Choosing the Right Tool

Decision Guide

Alternative Specifications with RobustnessChecker

RobustnessChecker automates the comparison of multiple model specifications:

from panelbox.validation.robustness import RobustnessChecker

checker = RobustnessChecker(results, verbose=True)

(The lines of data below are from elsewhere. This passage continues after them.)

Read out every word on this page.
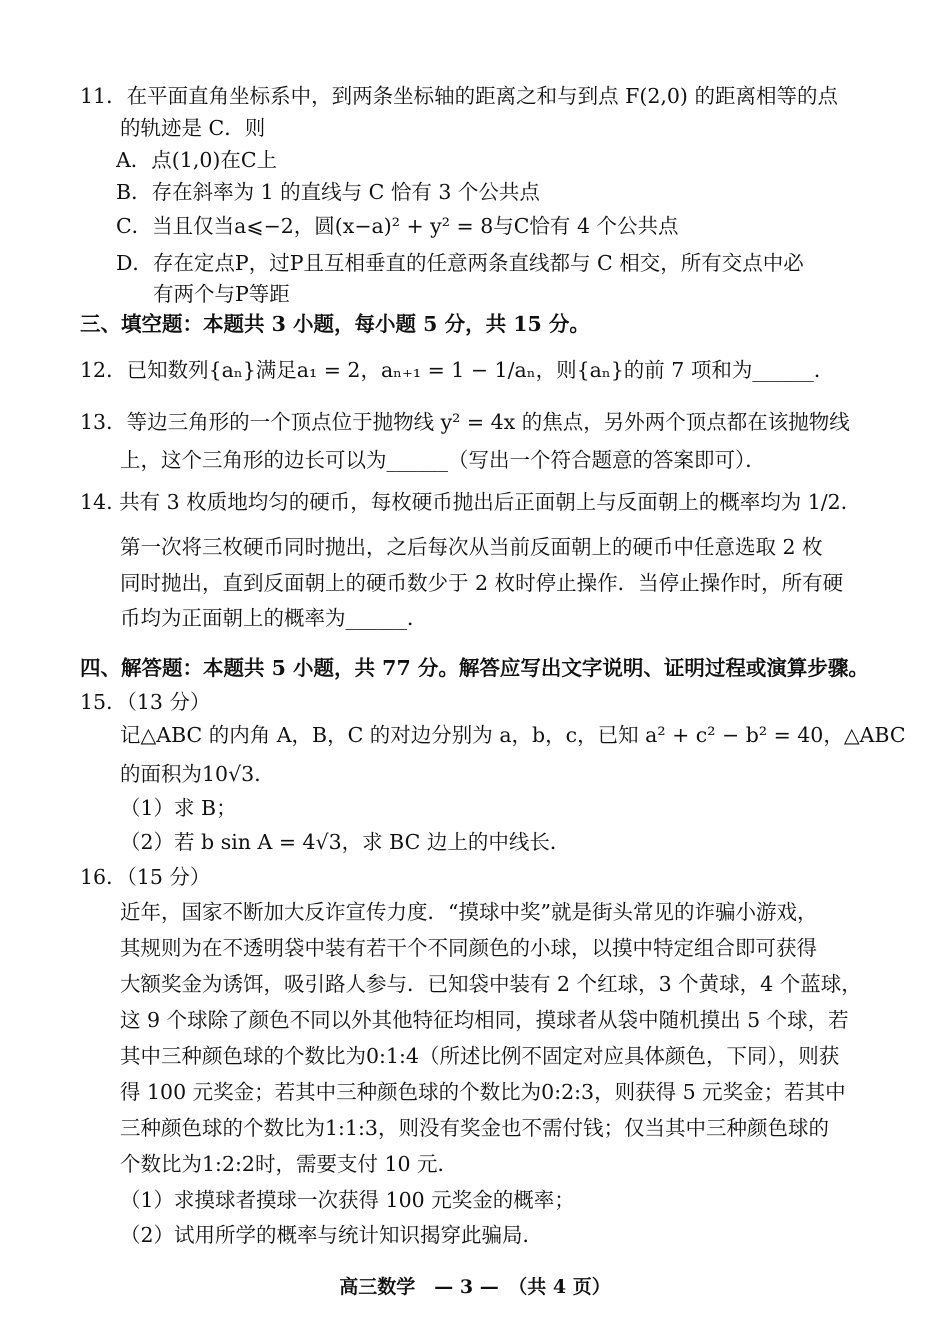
11．在平面直角坐标系中，到两条坐标轴的距离之和与到点 F(2,0) 的距离相等的点
的轨迹是 C．则
A．点(1,0)在C上
B．存在斜率为 1 的直线与 C 恰有 3 个公共点
C．当且仅当a⩽−2，圆(x−a)² + y² = 8与C恰有 4 个公共点
D．存在定点P，过P且互相垂直的任意两条直线都与 C 相交，所有交点中必
有两个与P等距
三、填空题：本题共 3 小题，每小题 5 分，共 15 分。
12．已知数列{aₙ}满足a₁ = 2，aₙ₊₁ = 1 − 1/aₙ，则{aₙ}的前 7 项和为______．
13．等边三角形的一个顶点位于抛物线 y² = 4x 的焦点，另外两个顶点都在该抛物线
上，这个三角形的边长可以为______（写出一个符合题意的答案即可）．
14. 共有 3 枚质地均匀的硬币，每枚硬币抛出后正面朝上与反面朝上的概率均为 1/2．
第一次将三枚硬币同时抛出，之后每次从当前反面朝上的硬币中任意选取 2 枚
同时抛出，直到反面朝上的硬币数少于 2 枚时停止操作．当停止操作时，所有硬
币均为正面朝上的概率为______．
四、解答题：本题共 5 小题，共 77 分。解答应写出文字说明、证明过程或演算步骤。
15．（13 分）
记△ABC 的内角 A，B，C 的对边分别为 a，b，c，已知 a² + c² − b² = 40，△ABC
的面积为10√3．
（1）求 B；
（2）若 b sin A = 4√3，求 BC 边上的中线长．
16．（15 分）
近年，国家不断加大反诈宣传力度．“摸球中奖”就是街头常见的诈骗小游戏，
其规则为在不透明袋中装有若干个不同颜色的小球，以摸中特定组合即可获得
大额奖金为诱饵，吸引路人参与．已知袋中装有 2 个红球，3 个黄球，4 个蓝球，
这 9 个球除了颜色不同以外其他特征均相同，摸球者从袋中随机摸出 5 个球，若
其中三种颜色球的个数比为0:1:4（所述比例不固定对应具体颜色，下同），则获
得 100 元奖金；若其中三种颜色球的个数比为0:2:3，则获得 5 元奖金；若其中
三种颜色球的个数比为1:1:3，则没有奖金也不需付钱；仅当其中三种颜色球的
个数比为1:2:2时，需要支付 10 元．
（1）求摸球者摸球一次获得 100 元奖金的概率；
（2）试用所学的概率与统计知识揭穿此骗局．
高三数学　— 3 —　（共 4 页）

# Test alternative formulas
alt_results = checker.check_alternative_specs(
    formulas=[
        "invest ~ value",
        "invest ~ value + capital",
        "invest ~ value + capital + lag_invest",
    ],
    model_type="fe",  # 'fe', 'pooled', 're', or None (auto)
)

# Generate comparison table
table = checker.generate_robustness_table(
    results_list=alt_results,
    parameters=["value", "capital"],
)
print(table)

The resulting table shows coefficients, standard errors, and p-values side by side for each specification.

Software Equivalents

PanelBox Stata R
PanelBootstrap bootstrap prefix boot::boot()
PanelJackknife jackknife prefix boot::jack.after.boot()
TimeSeriesCV Rolling estimation (custom) caret::trainControl(method="timeslice")
SensitivityAnalysis Custom iteration sensemakr::sensemakr()
OutlierDetector predict, rstudent stats::influence.measures()
InfluenceDiagnostics predict, cooksd dfits car::influenceIndexPlot()
RobustnessChecker estimates store / esttab modelsummary::modelsummary()

Detailed Guides

  • Bootstrap Inference


    Resampling-based confidence intervals with four bootstrap methods (pairs, wild, block, residual).

  • Jackknife Analysis


    Leave-one-out entity analysis for bias estimation and entity-level influence.

  • Cross-Validation


    Expanding and rolling window cross-validation for out-of-sample prediction.

  • Sensitivity Analysis


    Parameter stability across entities, time periods, and random subsamples.

  • Outlier Detection


    Univariate, multivariate, and residual-based outlier identification.

  • Influence Diagnostics


    Cook's distance, DFFITS, and DFBETAS for identifying high-impact observations.

See Also

References

  • Cameron, A. C., & Trivedi, P. K. (2005). Microeconometrics: Methods and Applications. Cambridge University Press, Chapter 11.
  • Cook, R. D., & Weisberg, S. (1982). Residuals and Influence in Regression. Chapman and Hall.
  • Efron, B. (1979). Bootstrap methods: Another look at the jackknife. Annals of Statistics, 7(1), 1-26.
  • Efron, B., & Tibshirani, R. J. (1994). An Introduction to the Bootstrap. Chapman and Hall/CRC.
  • Cameron, A. C., Gelbach, J. B., & Miller, D. L. (2008). Bootstrap-based improvements for inference with clustered errors. Review of Economics and Statistics, 90(3), 414-427.